Shimano 323's on my Vision and 324's on my soon to be delivered trike. Clipless help reduce fatigue on long rides...quite a bit of energy is used trying to keep your feet on the pedals during long rides.

sch 06-22-03 01:18 PM

One other thing on bents is avoiding leg suck, use of road pedals with slick soles is a bit hazardous as if the foot slips off it can in a rare bit of bad luck fall down, hit the ground and be rapidly bent backward. This can cause crashes, muscle rips and fractures.
ATB or leisure shoes with rubberized soles are a better choice and have recessed cleats to boot, easier to walk on. Steve

wildbill40 07-23-03 05:18 AM

I have been using clipless on my EZ Rider for almost three years now....... can't imagine riding without them. I do a lot of climbing (mtns.....not just hills) and find myself using a lot of lift at 4mph. Just be very cautious at traffic lights, stop signs, and when in very slow conditions, and I think you will find them very efficient on a 'bent.

Ritz 07-26-03 11:16 PM

I'm currently using clipless pedals on my DF bike and I commute daily. When I finally do get blessed with a 'Bent I'll use them there too! It just seems more efficiant.(sp?)

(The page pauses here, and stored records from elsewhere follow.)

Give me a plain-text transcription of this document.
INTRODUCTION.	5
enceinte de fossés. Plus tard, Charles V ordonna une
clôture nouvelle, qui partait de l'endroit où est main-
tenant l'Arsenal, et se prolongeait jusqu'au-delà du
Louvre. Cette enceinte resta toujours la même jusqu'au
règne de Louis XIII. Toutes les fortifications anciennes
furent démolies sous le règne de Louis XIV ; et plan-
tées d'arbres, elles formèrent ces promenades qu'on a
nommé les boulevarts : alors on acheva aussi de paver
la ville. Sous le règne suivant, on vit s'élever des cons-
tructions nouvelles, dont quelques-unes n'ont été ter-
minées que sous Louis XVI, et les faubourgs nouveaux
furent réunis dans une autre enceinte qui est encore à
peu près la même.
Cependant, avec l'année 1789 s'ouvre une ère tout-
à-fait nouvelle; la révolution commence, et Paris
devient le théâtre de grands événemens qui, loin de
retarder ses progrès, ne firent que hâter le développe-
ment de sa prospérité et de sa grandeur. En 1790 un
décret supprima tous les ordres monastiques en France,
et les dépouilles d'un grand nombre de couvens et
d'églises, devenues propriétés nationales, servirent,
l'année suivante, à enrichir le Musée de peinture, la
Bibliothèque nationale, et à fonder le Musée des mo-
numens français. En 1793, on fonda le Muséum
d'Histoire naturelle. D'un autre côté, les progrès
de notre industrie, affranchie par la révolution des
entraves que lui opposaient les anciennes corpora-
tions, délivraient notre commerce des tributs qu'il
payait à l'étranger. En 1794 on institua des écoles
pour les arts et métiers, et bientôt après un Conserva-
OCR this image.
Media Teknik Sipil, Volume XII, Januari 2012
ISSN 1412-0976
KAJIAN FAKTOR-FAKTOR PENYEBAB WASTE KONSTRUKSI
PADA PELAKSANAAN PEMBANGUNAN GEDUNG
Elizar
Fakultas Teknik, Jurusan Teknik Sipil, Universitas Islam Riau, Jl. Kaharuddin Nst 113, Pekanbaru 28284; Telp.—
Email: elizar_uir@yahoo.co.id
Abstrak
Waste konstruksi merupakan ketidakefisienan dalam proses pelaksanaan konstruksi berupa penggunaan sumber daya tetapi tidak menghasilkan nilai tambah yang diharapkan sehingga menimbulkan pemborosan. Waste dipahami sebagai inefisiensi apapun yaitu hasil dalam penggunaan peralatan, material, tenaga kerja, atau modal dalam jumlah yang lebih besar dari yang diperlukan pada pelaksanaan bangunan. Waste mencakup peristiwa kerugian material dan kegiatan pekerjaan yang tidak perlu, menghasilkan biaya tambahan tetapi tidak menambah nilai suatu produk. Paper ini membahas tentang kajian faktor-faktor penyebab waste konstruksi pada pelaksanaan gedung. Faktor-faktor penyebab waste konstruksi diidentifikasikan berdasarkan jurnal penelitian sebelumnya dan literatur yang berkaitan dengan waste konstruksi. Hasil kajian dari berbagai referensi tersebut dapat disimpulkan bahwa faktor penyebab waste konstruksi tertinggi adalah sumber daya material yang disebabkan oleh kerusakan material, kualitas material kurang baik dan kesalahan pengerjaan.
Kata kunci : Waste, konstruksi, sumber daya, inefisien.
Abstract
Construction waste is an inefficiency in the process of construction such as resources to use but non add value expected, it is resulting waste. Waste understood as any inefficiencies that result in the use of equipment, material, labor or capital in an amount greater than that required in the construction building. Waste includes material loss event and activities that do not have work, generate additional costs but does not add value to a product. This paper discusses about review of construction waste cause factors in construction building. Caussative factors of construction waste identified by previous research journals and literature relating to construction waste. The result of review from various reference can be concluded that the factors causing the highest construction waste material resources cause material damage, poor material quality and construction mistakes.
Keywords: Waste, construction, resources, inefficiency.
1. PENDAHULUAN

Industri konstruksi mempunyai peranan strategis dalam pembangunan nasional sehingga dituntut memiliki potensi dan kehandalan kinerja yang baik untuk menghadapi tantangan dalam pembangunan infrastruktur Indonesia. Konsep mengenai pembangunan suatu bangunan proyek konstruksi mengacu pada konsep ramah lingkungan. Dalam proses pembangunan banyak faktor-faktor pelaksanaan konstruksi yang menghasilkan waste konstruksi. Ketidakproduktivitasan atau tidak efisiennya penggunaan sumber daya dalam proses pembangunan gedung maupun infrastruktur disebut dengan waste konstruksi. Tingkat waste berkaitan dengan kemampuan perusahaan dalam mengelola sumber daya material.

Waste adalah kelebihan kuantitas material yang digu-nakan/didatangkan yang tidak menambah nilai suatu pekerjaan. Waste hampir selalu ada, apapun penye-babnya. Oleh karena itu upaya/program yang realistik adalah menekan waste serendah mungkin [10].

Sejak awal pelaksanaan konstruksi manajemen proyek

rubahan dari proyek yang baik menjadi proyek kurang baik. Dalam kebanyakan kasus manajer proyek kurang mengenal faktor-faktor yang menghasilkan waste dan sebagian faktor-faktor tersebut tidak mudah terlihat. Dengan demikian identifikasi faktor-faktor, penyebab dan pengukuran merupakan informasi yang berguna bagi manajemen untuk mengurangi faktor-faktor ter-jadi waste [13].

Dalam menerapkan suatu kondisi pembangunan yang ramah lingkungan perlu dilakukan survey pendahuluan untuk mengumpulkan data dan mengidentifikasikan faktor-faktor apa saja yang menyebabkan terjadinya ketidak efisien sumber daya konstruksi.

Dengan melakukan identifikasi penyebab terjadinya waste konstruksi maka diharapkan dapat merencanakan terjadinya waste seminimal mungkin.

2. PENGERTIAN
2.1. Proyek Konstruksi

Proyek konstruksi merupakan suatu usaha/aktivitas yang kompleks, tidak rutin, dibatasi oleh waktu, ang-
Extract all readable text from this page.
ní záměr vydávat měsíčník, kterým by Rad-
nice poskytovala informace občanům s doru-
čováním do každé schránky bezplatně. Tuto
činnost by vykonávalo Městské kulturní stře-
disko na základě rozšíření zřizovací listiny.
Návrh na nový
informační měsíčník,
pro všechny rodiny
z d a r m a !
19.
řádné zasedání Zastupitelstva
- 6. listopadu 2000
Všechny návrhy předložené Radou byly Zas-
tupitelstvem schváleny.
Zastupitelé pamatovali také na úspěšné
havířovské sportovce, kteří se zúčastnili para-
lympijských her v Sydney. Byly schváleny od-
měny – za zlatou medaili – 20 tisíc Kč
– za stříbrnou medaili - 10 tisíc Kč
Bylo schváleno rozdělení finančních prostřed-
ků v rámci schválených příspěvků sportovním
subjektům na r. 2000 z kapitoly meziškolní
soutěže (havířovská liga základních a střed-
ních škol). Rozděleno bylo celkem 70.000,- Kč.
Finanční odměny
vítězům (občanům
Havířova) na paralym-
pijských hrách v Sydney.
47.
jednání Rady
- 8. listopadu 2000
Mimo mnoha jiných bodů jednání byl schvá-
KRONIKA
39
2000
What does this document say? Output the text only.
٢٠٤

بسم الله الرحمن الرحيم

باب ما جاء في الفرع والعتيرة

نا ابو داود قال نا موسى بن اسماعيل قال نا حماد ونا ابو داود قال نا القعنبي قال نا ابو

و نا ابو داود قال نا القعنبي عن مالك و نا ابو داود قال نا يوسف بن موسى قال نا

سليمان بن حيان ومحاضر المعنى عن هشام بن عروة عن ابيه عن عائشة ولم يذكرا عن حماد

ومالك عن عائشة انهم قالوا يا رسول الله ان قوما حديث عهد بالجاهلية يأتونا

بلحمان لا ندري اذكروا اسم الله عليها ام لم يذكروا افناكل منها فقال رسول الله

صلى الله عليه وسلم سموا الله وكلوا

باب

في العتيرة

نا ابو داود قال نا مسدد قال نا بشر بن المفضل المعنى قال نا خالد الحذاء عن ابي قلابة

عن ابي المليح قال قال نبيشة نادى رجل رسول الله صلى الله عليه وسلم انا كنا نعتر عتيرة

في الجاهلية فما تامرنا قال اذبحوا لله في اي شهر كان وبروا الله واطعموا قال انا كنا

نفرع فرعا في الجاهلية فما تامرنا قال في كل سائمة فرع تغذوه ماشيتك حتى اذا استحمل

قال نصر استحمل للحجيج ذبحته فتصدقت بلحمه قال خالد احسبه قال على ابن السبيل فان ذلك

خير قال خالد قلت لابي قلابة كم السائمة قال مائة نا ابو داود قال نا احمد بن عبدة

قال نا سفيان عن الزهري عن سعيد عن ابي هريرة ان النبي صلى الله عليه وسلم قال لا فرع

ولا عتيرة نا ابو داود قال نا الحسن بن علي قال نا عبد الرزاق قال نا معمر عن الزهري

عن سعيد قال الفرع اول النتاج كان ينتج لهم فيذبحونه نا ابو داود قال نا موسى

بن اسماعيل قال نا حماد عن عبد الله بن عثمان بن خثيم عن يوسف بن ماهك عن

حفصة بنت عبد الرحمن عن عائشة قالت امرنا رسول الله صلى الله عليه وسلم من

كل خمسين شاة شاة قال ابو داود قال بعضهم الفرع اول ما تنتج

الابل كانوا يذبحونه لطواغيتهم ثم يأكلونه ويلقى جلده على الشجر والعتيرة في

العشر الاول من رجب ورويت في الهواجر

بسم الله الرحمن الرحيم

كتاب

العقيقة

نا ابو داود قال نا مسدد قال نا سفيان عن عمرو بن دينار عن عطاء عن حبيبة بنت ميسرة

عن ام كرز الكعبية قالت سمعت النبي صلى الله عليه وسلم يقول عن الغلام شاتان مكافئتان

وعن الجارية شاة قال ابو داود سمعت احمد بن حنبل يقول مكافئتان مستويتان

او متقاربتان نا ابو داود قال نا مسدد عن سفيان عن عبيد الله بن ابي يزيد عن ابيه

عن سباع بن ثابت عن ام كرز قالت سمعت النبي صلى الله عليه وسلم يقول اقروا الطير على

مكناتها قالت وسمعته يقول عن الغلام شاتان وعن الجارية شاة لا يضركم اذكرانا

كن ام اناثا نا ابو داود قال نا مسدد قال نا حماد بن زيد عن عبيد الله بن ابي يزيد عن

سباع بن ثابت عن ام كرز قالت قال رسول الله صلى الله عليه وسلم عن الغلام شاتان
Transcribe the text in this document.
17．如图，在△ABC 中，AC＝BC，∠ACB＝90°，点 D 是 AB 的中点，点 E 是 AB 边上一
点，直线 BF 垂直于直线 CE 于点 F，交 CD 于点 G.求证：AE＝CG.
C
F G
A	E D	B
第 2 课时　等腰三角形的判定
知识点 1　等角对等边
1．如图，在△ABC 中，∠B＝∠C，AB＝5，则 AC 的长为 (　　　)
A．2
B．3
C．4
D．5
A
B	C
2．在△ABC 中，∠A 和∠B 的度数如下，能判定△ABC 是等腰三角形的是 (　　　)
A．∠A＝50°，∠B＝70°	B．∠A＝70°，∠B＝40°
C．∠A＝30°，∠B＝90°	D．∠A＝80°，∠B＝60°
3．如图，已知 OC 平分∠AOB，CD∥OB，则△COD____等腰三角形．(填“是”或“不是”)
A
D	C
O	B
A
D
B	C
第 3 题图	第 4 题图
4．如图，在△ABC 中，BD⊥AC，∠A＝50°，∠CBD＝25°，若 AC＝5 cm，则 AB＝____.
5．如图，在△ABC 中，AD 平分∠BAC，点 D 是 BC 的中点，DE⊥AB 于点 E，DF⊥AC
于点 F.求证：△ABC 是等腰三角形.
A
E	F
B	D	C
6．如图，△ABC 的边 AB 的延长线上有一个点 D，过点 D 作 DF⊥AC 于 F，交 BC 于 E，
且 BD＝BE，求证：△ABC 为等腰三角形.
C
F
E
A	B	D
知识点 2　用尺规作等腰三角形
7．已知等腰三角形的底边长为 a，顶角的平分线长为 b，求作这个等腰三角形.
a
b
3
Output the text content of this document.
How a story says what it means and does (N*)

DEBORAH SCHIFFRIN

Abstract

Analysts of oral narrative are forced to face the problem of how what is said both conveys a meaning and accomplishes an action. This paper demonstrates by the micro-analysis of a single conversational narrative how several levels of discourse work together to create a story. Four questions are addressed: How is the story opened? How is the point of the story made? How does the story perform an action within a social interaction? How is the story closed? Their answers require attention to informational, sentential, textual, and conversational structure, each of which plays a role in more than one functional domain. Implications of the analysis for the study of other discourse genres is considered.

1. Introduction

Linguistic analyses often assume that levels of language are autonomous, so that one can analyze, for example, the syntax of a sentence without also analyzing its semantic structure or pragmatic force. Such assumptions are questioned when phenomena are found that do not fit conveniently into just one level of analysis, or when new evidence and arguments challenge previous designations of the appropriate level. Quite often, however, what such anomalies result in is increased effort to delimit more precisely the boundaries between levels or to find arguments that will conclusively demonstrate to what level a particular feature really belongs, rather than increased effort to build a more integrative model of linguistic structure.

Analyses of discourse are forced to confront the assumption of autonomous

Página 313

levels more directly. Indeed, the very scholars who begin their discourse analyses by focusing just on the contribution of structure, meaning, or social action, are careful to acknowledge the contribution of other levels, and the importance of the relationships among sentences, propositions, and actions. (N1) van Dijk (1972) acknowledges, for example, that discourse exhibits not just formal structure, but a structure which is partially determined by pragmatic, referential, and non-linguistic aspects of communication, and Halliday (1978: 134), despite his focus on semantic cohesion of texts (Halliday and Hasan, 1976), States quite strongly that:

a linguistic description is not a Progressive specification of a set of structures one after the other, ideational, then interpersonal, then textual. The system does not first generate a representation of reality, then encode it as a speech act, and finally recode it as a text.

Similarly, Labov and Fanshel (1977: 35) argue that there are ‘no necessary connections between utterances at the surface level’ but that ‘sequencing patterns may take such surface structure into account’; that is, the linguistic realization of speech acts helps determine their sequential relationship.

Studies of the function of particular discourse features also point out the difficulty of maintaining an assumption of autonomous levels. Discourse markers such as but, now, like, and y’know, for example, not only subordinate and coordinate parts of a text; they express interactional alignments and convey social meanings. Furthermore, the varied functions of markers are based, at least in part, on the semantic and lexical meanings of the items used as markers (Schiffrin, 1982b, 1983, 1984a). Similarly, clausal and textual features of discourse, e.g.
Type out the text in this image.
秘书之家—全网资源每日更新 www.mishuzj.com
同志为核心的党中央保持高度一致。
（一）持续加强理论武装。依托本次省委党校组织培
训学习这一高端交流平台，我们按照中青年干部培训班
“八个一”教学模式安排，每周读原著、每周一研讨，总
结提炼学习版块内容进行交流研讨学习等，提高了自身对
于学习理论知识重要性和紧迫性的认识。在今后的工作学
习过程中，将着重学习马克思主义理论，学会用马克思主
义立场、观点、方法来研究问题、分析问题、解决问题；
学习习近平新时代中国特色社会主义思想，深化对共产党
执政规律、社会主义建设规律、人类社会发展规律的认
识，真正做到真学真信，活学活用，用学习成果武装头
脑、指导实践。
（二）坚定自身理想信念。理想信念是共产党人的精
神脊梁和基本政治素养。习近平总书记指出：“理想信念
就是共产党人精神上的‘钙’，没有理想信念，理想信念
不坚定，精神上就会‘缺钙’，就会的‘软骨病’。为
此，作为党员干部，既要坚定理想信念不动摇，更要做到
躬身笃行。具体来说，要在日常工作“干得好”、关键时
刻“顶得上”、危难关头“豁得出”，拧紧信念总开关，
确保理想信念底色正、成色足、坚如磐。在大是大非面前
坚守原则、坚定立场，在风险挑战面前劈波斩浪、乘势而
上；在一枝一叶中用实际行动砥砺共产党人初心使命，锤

ViciousCycle 08-08-03 08:10 PM

The big advantage of using clipless pedals or PowerGrips or even clips on your recumbant pedals is this:

On a 2-wheel recumbant, when you start off from a dead-stop, you essentially have to begin doing your pedalling with one foot. This is because when you are at a dead stop, you cannot have both feet on the pedals and stay balanced. Having your foot attached to the pedal allows you to put a lot of power into that initial one-footed pedalling. As soon as you're moving forward, you can lift your second foot, but that first couple of seconds with the one foot will determine whether you will start out fast or not or whether you will wobble or not.

I use PowerGrips on my pedals. They're much better than clips, but unlike clipless arrangments, you can use them with any shoe.

randybrown 08-22-03 07:22 AM

I use Speedplay Frogs. Like them because they have a lot of float (movement of the foot within the pedal - supposedly easier on the knees) and because I can get in and out of them easier than the SPD pedals I've tried.